Moon lander company announces $20 million equity investment
Its Nova-C lander (pictured) – chosen by Nasa to deliver small commercial payloads to the lunar surface in the upcoming IM-1 mission – will return the United States to the Moon for the first time since Apollo 17 in 1972, the company highlights.
It said the proceeds will be used for general corporate purposes and working capital needs as it “ramps activity across key growth programs”.
CFO Erik Sallee said that, given the timing of milestone-based payments, the company elected “to strengthen our balance sheet defensively” as it executes new programmes.
“We continue to execute and lead the development of lunar space with the expected launch of IM-1 mid-November, and IM-2, IM-3 launches in 2024,” said CEO and co-founder Steve Altemus.
“In addition, we have started the transition of NASA’s $719 million OMES III contract and expect revenue to begin in Q4. This equity investment will help ensure a smooth transition and provide the working capital needed to execute for our customer on day 1.”

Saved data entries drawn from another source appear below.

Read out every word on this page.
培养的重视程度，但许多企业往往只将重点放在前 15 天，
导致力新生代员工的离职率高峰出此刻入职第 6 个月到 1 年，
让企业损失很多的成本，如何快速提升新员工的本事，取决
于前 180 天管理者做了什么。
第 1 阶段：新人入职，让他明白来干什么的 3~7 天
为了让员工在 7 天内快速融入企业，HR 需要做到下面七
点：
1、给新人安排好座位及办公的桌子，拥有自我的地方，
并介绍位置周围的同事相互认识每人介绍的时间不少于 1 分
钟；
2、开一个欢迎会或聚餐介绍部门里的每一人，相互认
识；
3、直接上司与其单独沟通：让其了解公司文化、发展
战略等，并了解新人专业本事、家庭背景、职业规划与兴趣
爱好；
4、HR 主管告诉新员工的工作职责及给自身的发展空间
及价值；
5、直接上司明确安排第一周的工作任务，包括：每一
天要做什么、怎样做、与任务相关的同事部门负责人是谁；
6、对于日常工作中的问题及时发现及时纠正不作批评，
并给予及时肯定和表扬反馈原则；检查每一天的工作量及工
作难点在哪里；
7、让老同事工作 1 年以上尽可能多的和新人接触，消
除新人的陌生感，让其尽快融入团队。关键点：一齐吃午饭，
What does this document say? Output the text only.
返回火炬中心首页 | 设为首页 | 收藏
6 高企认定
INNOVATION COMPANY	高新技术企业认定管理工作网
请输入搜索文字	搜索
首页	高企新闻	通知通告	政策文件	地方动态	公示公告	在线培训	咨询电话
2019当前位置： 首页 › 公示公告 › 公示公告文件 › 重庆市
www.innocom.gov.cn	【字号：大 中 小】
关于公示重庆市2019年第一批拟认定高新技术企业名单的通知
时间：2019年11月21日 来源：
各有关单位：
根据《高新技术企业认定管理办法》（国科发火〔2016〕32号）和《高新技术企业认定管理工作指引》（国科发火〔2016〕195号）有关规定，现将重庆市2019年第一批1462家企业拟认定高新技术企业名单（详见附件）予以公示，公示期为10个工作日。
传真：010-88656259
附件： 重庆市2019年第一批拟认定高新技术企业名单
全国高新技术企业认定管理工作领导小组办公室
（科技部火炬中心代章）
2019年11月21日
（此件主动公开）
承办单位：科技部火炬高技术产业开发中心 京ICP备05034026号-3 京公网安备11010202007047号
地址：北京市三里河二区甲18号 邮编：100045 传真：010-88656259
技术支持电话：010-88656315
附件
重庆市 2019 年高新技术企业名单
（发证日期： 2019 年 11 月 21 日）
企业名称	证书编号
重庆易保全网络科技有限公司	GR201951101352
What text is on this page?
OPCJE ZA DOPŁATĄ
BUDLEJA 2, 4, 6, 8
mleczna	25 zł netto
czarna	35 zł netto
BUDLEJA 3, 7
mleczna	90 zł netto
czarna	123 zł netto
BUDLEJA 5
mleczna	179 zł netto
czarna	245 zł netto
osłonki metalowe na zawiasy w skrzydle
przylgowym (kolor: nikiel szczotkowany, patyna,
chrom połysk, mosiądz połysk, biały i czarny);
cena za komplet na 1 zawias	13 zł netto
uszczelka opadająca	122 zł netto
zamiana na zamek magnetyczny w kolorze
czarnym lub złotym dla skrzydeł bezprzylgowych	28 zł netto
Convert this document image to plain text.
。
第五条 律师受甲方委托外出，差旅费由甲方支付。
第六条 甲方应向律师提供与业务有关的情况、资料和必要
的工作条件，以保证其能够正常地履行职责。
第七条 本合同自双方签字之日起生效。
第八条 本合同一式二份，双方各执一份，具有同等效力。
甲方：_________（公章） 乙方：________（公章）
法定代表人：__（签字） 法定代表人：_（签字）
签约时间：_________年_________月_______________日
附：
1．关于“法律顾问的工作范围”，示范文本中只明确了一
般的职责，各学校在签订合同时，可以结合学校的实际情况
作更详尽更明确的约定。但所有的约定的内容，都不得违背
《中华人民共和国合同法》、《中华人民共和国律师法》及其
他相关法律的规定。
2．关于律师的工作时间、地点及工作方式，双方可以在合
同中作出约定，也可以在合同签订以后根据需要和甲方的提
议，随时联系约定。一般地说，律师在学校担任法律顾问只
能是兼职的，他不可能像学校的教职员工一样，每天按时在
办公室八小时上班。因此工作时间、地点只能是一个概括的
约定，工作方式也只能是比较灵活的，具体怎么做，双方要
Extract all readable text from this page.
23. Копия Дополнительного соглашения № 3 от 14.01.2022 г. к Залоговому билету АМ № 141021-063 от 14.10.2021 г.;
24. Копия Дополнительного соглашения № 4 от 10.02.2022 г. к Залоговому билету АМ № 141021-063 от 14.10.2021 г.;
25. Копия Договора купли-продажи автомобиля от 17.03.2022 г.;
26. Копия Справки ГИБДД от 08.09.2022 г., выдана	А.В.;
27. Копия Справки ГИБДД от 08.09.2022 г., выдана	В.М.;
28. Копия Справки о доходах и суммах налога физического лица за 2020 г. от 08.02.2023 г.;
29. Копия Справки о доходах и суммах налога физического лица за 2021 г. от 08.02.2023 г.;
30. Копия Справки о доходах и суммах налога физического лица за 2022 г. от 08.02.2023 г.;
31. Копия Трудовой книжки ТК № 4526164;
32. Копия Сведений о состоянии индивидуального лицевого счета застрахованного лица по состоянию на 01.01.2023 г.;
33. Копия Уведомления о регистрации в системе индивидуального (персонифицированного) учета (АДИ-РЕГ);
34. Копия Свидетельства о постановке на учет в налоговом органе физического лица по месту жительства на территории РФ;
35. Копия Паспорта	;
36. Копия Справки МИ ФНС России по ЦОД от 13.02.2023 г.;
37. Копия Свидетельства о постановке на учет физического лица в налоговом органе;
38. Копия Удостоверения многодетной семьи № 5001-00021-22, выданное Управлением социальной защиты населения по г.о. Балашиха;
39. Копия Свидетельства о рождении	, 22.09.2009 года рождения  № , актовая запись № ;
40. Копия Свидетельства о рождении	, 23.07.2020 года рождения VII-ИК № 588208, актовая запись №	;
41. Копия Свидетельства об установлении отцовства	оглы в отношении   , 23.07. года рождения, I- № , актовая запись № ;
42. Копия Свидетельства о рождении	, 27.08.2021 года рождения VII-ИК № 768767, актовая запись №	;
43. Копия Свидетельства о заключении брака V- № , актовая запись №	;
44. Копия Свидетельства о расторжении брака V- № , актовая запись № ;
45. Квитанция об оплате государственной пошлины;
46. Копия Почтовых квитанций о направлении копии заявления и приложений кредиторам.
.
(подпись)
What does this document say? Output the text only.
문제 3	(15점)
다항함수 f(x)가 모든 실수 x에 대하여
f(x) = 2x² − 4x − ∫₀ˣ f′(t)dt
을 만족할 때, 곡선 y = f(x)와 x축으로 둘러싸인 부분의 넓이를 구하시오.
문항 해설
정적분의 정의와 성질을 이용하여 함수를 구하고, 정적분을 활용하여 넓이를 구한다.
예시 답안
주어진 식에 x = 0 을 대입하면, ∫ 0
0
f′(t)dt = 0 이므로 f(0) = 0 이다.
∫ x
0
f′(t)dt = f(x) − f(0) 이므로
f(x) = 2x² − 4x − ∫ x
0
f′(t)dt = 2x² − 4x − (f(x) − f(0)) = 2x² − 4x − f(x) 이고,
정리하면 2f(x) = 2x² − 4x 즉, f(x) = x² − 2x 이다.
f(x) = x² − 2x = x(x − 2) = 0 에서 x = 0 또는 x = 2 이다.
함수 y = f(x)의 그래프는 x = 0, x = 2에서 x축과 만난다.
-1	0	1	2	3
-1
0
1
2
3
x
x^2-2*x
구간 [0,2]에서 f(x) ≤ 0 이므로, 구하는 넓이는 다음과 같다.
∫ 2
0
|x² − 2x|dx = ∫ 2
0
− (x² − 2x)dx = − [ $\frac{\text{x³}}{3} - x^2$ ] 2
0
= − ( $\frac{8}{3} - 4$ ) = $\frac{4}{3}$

In July, NASA’s Space Technology and Mission Directorate (STMD) awarded a $15 million Tipping Point initiative contract to a Zeno Power-led team, which included Intuitive Machines.
The award was for the development of a Radioisotope Power System (RPS) designed to enable lunar assets to survive and operate during the lunar night and in permanently shadowed regions of the Moon.
The Nova-C Lander is a hexagonal cylinder – 4.0 meters tall and 1.57 meters wide – on 6 landing legs with a launch mass of 1908 kg.
It is capable of carrying approximately 100 kg of payload to the surface, says Nasa, and uses solar panels to generate 200 W of power on the surface, using a 25 amp-hr battery and a 28 VDC system.
Propulsion and landing use liquid methane as fuel and liquid oxygen as an oxidizer powering a 3100 N main engine mounted on the bottom of the lander.
Communications are via S-band. The scientific payload includes the Laser Retro-Reflector Array (LRA), Navigation Doppler Lidar for Precise Velocity and Range Sensing (NDL), Lunar Node 1 Navigation Demonstrator (LN-1), Stereo Cameras for Lunar Plume-Surface Studies (SCALPSS), and Radio wave Observation at the Lunar Surface of the photoElectron Sheath (ROLSES).
With five NASA and four commercial payloads, it is due to launch on a SpaceX Falcon 9 from Cape Canaveral and go into a 185 x 60,000 km Earth orbit, followed by a translunar injection and a maneuver to put it in a 100 km lunar orbit. The lander is then planned land on the Moon on the rim of Malapert A crater near its south pole.
Headquartered in Houston, Texas, Intuitive Machines was founded in 2013 by Stephen Altemus, Kam Ghaffarian and Tim Crain. Its lunar program includes providing lunar surface access, lunar orbit delivery, and communications at lunar distance.
It has four business units: Lunar Access Services, Orbital Services, Lunar Data Services, and Space Products and Infrastructure.